Il est important de souligner que l’état de fait décrit plus haut date de 1961. L’UPOV a produit trois conventions, en 1968, 78 et 91. La très grande majorité des pays sont parties aux conventions de 78 ou 91, et il faut savoir que la révision de la convention en 1991 restreint considérablement cette liberté d’accès à la ressource génétique que préservait la convention de 1978. La réserve de l’obtenteur ne vaut plus pour les variétés "essentiellement dérivées" d’une variété protégée : pour échapper à la redevance, il faut que la nouvelle variété mise au point soit très différente de la variété protégée. Le privilège du fermier devient facultatif : les États sont libres de le reconnaître ou de le refuser. Enfin, la convention n’interdit plus la double protection brevet/certificat. Dès lors, la frontière entre un sui generis tel que l’UPOV et le système de brevet devient très mince, moins distincte.
Le modèle de l’UPOV s’avère être le modèle sui generis adopté par les pays du Nord. De ce fait, ces pays font pression sur les pays du Sud désireux d’user d’un sui generis pour qu’ils adoptent cette même législation. Quand on sait qu’un système sui generis est mis sur pied pour répondre aux besoins d’une situation bien spécifique, on est en droit de se poser la question de la pertinence d’une démarche visant à uniformiser les sui generis. On reviendra plus loin sur cette question.
Marques et indications géographiques
Les marques et les indications géographiques peuvent, au même titre que l’UPOV, constituer des systèmes sui generis compatibles avec les ADPIC. Il convient donc de s’y attarder quelque peu.
Une marque est un signe distinctif qui indique que des produits ou services sont produits ou fournis par une certaine personne ou une certaine entreprise. Les marques ont été utilisées depuis fort longtemps. Avec le temps s'est peu à peu mis en place le système d'enregistrement et de protection des marques que nous connaissons aujourd'hui. Ce système aide les consommateurs à reconnaître et à acheter un produit ou un service donné parce que la nature et la qualité de celui-ci, indiquées par sa marque unique, répond à leurs besoins.

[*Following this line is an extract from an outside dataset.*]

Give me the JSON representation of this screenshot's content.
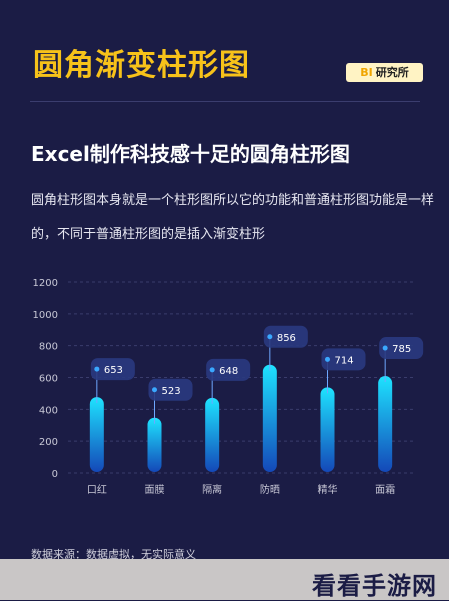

L’appellation d’origine est un signe d’origine et de qualité, utilisé pour distinguer des produits dans de nombreuses régions du monde. Le concept européen d’appellation d’origine a été reconnu par l’OMC sous le nom d’indication géographique. Une indication géographique est un signe utilisé sur des produits qui ont une origine géographique précise et qui possèdent des qualités ou une notoriété dues à ce lieu d'origine. La plupart du temps, une indication géographique consiste dans le nom du lieu d'origine des produits. L’indication géographique porte très souvent sur un produit agricole. En effet, ces produits ont généralement des qualités qui découlent de leur lieu de production et sont influencés par des facteurs locaux déterminés, tels que le climat et le sol. Pour qu'un signe fonctionne comme une indication géographique, il faut que la législation nationale contienne des dispositions en ce sens et que les consommateurs le considèrent comme tel. Les indications géographiques peuvent être utilisées pour une grande variété de produits agricoles; par exemple, le terme "Toscane" est utilisé pour l'huile d'olive produite dans une aire déterminée d'Italie et celui de "Roquefort" pour du fromage produit en France.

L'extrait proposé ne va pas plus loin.